Case in point: Among 60 worksite carriers surveyed by Eastbridge Consulting Group Inc., Avon, Conn., new sales in 2004 were up just 3% over the year before, to $4.2 billion.
It was the second year in a row Eastbridge found new sales below the double-digit growth rate it had found in earlier surveys.
Another study of 30 carriers by LIMRA International, Windsor, Conn., found sales of two popular worksite benefits were actually down from last year.
LIMRA’s survey, covering the first three quarters of 2005, showed sales of permanent term life and accidental death and dismemberment down 2% and 4%, respectively, from a year earlier. This was after LIMRA’s 2004 survey found sales for those products virtually flat.

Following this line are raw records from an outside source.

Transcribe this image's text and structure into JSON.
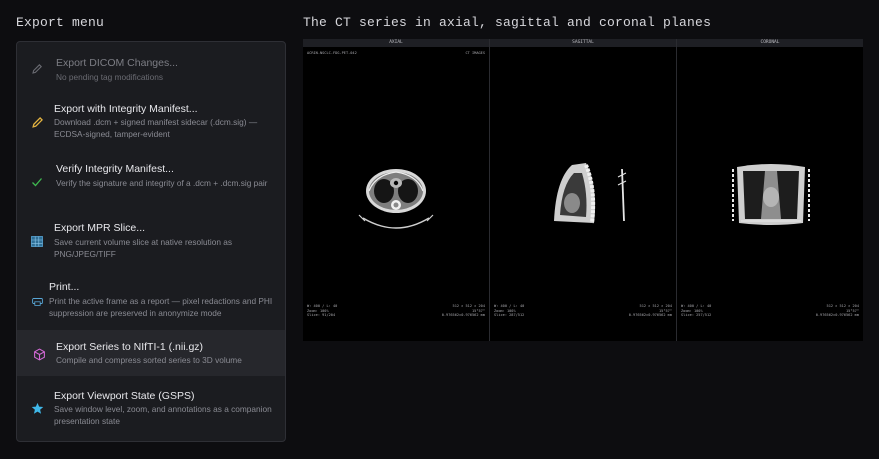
{
  "left_heading": "Export menu",
  "right_heading": "The CT series in axial, sagittal and coronal planes",
  "menu": [
    {
      "title": "Export DICOM Changes...",
      "desc": "No pending tag modifications",
      "icon": "pencil-icon",
      "disabled": true
    },
    {
      "title": "Export with Integrity Manifest...",
      "desc": "Download .dcm + signed manifest sidecar (.dcm.sig) — ECDSA-signed, tamper-evident",
      "icon": "pencil-icon",
      "color": "#e3b341"
    },
    {
      "title": "Verify Integrity Manifest...",
      "desc": "Verify the signature and integrity of a .dcm + .dcm.sig pair",
      "icon": "check-icon",
      "color": "#3fb950"
    },
    {
      "title": "Export MPR Slice...",
      "desc": "Save current volume slice at native resolution as PNG/JPEG/TIFF",
      "icon": "grid-icon",
      "color": "#58a6d6"
    },
    {
      "title": "Print...",
      "desc": "Print the active frame as a report — pixel redactions and PHI suppression are preserved in anonymize mode",
      "icon": "printer-icon",
      "color": "#58a6d6"
    },
    {
      "title": "Export Series to NIfTI-1 (.nii.gz)",
      "desc": "Compile and compress sorted series to 3D volume",
      "icon": "cube-icon",
      "color": "#d56ad8",
      "highlighted": true
    },
    {
      "title": "Export Viewport State (GSPS)",
      "desc": "Save window level, zoom, and annotations as a companion presentation state",
      "icon": "star-icon",
      "color": "#3fb7e8"
    }
  ],
  "viewports": [
    {
      "label": "AXIAL",
      "top_left": "ACRIN-NSCLC-FDG-PET-042",
      "top_right": "CT IMAGES",
      "bottom_left": "W: 400 / L: 40\nZoom: 100%\nSlice: 91/204",
      "bottom_right": "512 × 512 × 204\n15°57°\n0.976562×0.976562 mm"
    },
    {
      "label": "SAGITTAL",
      "top_left": "",
      "top_right": "",
      "bottom_left": "W: 400 / L: 40\nZoom: 100%\nSlice: 287/512",
      "bottom_right": "512 × 512 × 204\n15°57°\n0.976562×0.976562 mm"
    },
    {
      "label": "CORONAL",
      "top_left": "",
      "top_right": "",
      "bottom_left": "W: 400 / L: 40\nZoom: 100%\nSlice: 257/512",
      "bottom_right": "512 × 512 × 204\n15°57°\n0.976562×0.976562 mm"
    }
  ]
}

The problem may be simply one of oversupply, says Ron Neyer, a LIMRA analyst. Large employers in particular may feel they offer as many voluntary benefits as they can carry.
“If anything, they may be changing carriers, but they have not been offering new benefits,” Neyer says. “The opportunities now appear to be with small employers, those with under 20 workers. A number of carriers now are looking in that market.”
Another factor in the slowdown is the fast rise in the cost of health care, which made some employers leery of bringing in new benefits, even employee-paid ones.
One bright spot LIMRA found was critical illness insurance, which was up 49% in sales volume. Neyer cautions, however, that growth largely reflected a big market push by a few big carriers.
Short-term disability and accident insurance sales were up marginally–2% for STD and 5% for accident.
Although the figures add up to a lackluster year, Neyer points out that double-digit growth rates can’t be sustained indefinitely. Even with a little slippage, voluntary benefits remain at a healthy level, considering the strong growth from 2000 to 2003.
In that period, new worksite benefit sales rose from $3.1 billion to $4.1 billion, while in-force premiums climbed from $8.8 billion to $15 billion, according to Eastbridge.